Глава 12

Я постучал и решительно открыл дверь. За ней обнаружилась просторная аудитория с длинными партами и скамьями, поднимающимися ярусами чуть ли не до самого потолка.

Многочисленные студенты и студентки уставились на нас, заставив Шмидта стиснуть зубы и гордо вскинуть голову. Он напоминал непокорного смертника, идущего под конвоем на плаху.

А я лишь мазнул по студентам быстрым взглядом и посмотрел на бородатого старика с моноклем. Он стоял около доски, заложив руки за спину.

— Разрешите войти, сударь⁈ — громко спросил я, нисколько не тушуясь.

Преподаватель не слишком-то довольно посмотрел на меня, будто я прервал его на самом интересном. Но он всё же разрешающе махнул рукой с пигментными пятнами.

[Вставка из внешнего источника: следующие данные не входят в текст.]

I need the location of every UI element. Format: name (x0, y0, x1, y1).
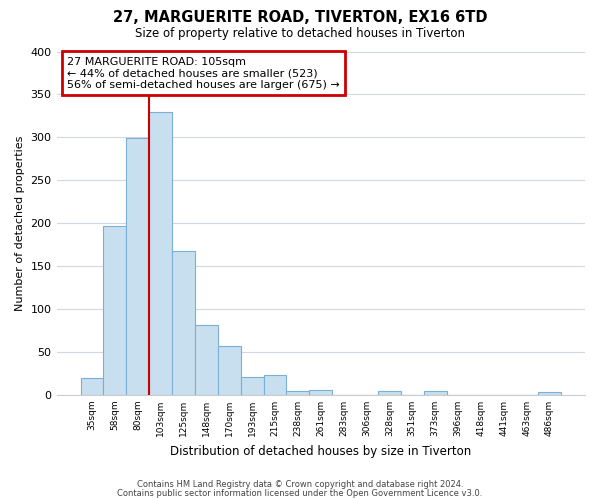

Мы со Шмидтом под осуждающими взглядами студентов добрались до одной из последних парт и уселись около подоконника. Из окна открывался прекрасный вид на дорогу и голубую церковь с золочеными луковичками куполов.

— Итак, на чём я остановился? — пробормотал преподаватель и следом сам себе кивнул. — Ага, Сперцанский и его великие открытия! Все знают, что он открыл «синьку». Однако кто-то наверняка не слышал, что в этом ему помог его гениальный ученик Родомир Иванович Ивашкин. Собственно, поэтому официальное название «синьки» — это «си». Учёные взяли первые буквы своих фамилий и сложили их вместе. А уже потом люди начали называть это зелье «синькой». Этому немало поспособствовало то, что данное зелье имеет благородный синий цвет. Конечно, прочие страны без всяких угрызений совести скопировали зелье выдающегося Сперцанского. Тем не менее именно у нас в Империи до сих пор производят лучшую «синьку» во всём мире! Множество наших лабораторий варят её. А влияние «си» на нашу экономику сложно переоценить. Если вдруг по какой-то волшебной причине си куда-то денется, может произойти настоящий коллапс…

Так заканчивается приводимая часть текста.